Mental health has always carried a stigma, but why? 1 in 4 people are likely to experience a mental health issue during their lives, and worldwide over 450 million people are currently classified as having a mental health problem. It’s time we stop worrying about what everyone else thinks and start caring for our health.
What makes a ‘healthy’ mind?
- – You have the capability to learn
- – You are able to reach your potential
- – You are able to express and control a range of positive and negative emotions
- – You are able to cope and manage during change or uncertainty
- – You are able to form and maintain healthy relationships
- – You regularly participate in a range of social activities
Who is at most risk?
Anyone can develop a mental health problem at any time in their lives. Your situation changes as you reach different stages in your life; therefore your mental state may change too.
What types are there?
Mental health exists on spectrum and although there are common symptoms, no 2 people experience a mental illness in the same way. There are 2 main categories: neurotic and psychotic.
Neurotic disorders are extreme versions of normal emotions, for example: panic attacks (extreme fear), anxiety (extreme worry), and depression (extreme sadness). Neurotic disorders are the most common with around 1 in 10 people experiencing depression or anxiety.
Psychotic disorders are less common with roughly 1 in 100 people suffering bi-polar disorder or schizophrenia. A psychotic disorder alters a person’s perception of reality, often resulting in hallucinations, delusions and hearing voices.
How do I maintain my mental health?
Sometimes the development of mental disorder is uncontrollable and unexpected, but the best ways to keep your mind healthy are:
- – Be active: exercise will make you feel far more motivated to have a happy and productive day.
- – Eat well: the right nutrition can make all the difference. Foods high in vitamins B, C and D and rich in omega-3 are a good choices e.g. fruit/vegetables, oily fish, eggs, milk, nuts, fortified cereals etc.
- – Drink sensibly: excess alcohol can actually increase stress (it’s a depressant), interfere with your sleep pattern and leave you feeling irritable and lethargic.
- – Be social: stay in contact with friends and family, it’s important to have a support network.
- – Discuss your feelings: don’t be scared, family and friends will not judge you, nor will a professional, they want the best for you.
- – Care for others: helping others can provide a sense of pride and worth in your life.
- – Take a break: sometimes life’s stresses can be too much, now and then take some time out to relax.
- – Do something your good at: no-one likes feeling inadequate so do an activity that you genuinely enjoy and succeed at.
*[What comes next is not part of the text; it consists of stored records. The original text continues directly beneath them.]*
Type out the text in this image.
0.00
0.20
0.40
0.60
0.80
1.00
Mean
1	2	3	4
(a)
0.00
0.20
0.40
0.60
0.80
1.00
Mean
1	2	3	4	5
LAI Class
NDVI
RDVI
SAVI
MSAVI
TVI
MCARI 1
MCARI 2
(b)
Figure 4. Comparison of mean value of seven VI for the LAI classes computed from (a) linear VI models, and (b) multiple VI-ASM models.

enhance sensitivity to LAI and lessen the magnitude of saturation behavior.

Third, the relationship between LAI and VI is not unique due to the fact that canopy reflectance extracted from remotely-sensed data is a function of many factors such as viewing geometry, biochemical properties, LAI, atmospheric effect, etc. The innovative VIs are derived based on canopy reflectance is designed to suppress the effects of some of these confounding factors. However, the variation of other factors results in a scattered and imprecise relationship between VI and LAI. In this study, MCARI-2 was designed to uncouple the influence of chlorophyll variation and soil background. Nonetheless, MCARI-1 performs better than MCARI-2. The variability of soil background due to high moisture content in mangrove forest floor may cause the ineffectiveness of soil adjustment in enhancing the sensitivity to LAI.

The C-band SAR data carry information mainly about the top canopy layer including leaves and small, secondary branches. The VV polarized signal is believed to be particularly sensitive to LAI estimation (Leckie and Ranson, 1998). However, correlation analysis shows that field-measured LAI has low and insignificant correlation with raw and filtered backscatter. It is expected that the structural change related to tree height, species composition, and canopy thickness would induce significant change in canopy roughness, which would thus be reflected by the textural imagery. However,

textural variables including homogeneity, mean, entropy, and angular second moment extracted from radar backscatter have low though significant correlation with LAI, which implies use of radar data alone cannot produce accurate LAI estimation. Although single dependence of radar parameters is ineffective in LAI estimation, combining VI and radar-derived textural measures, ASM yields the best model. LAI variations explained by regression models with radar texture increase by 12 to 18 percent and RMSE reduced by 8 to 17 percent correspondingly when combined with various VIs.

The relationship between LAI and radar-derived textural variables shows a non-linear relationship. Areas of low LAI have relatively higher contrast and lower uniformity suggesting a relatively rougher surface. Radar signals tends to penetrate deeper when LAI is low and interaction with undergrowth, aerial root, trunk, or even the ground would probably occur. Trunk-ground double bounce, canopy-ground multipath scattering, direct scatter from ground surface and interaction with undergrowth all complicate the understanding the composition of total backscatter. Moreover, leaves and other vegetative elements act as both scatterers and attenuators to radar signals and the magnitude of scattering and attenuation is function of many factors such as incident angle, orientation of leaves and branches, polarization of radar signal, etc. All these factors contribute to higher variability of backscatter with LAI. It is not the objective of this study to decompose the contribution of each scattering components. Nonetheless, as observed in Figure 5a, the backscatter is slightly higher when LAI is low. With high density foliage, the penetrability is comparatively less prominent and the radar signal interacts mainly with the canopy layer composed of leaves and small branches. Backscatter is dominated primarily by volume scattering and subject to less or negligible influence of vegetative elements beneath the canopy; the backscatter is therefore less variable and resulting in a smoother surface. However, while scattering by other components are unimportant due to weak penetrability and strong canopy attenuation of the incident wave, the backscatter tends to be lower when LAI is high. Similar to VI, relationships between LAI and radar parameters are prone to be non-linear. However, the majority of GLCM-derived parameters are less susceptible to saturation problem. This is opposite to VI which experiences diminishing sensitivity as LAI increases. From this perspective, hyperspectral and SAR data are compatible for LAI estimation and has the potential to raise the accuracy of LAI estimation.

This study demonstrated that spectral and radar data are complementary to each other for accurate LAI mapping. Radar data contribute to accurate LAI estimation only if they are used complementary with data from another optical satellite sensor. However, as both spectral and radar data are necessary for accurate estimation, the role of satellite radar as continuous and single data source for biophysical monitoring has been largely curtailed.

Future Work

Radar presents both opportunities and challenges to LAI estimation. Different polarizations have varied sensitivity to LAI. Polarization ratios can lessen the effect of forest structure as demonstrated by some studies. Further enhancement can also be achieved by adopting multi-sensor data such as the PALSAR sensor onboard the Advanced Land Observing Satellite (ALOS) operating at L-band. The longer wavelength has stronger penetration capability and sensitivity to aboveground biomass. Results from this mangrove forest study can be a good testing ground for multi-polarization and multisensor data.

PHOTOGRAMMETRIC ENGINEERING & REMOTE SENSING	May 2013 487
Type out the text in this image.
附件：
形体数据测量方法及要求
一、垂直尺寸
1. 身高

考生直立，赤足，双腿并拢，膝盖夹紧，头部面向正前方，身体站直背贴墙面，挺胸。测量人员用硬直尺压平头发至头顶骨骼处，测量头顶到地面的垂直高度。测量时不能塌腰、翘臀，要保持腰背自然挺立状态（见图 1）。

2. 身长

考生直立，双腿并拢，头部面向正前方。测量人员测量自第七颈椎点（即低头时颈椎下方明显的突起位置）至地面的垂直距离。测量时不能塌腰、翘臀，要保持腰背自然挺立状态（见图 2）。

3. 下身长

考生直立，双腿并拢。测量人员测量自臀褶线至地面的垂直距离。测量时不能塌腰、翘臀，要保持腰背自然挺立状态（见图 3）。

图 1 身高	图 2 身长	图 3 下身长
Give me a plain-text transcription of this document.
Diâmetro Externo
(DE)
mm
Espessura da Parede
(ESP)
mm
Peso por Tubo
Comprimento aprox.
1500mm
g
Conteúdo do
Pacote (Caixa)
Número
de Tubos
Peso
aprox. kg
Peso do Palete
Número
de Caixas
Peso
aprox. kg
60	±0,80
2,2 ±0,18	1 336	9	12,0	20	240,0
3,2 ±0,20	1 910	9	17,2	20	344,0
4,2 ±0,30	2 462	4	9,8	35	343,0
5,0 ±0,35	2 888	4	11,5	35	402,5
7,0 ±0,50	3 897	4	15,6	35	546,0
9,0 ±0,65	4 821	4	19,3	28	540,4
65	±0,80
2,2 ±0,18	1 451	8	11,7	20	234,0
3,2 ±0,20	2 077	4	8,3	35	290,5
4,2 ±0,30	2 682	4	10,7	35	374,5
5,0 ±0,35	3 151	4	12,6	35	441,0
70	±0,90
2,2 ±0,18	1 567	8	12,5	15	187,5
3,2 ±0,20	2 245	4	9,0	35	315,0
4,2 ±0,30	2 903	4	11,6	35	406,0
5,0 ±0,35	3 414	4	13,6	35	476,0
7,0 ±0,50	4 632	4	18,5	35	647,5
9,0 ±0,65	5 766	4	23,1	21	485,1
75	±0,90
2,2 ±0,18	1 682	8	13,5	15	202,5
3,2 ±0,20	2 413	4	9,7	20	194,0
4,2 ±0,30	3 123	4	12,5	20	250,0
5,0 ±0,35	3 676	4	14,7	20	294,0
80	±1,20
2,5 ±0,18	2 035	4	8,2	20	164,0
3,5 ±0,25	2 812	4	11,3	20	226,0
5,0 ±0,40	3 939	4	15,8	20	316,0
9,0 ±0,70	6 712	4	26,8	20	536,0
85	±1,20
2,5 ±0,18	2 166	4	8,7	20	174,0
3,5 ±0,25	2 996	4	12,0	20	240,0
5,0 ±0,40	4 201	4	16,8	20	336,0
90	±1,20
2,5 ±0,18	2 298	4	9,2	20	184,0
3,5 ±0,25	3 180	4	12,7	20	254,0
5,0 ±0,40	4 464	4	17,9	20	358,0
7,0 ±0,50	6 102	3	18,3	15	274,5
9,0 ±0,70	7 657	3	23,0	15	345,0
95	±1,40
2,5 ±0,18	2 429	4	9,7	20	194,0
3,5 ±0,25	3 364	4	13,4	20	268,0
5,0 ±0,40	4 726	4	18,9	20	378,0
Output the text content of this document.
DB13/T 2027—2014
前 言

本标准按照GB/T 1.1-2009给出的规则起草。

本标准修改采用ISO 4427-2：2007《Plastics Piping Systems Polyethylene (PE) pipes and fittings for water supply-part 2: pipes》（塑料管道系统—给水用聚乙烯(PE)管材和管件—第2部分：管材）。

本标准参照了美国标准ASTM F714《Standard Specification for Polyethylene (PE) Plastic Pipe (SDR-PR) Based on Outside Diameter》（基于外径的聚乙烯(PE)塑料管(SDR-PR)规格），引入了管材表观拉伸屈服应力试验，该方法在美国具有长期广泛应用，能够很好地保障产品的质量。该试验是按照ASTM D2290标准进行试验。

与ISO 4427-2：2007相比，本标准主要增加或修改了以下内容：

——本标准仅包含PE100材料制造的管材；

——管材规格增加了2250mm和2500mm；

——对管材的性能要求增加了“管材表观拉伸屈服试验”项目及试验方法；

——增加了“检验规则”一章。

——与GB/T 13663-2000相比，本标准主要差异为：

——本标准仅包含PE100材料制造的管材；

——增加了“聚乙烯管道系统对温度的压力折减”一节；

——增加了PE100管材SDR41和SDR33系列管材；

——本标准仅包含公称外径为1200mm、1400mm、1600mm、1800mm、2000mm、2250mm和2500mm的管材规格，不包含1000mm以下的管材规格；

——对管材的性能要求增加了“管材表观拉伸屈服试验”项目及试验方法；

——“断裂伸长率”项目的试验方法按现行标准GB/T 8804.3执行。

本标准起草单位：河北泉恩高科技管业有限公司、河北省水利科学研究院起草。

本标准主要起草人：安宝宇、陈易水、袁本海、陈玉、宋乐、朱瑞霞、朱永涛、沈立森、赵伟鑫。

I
- – Accept yourself: we have all have our insecurities, but at some point you have to let go and accept who you are.
- – Ask for help: an easily fixable problem could spiral out of control if you don’t.
Mental health issues should not be taboo, they are just as important as your physical health and everyone on planet has the possibility of developing one, in fact at some stage in their life they probably will. So be brave and speak up (a problem cannot be fixed if no-one knows about it).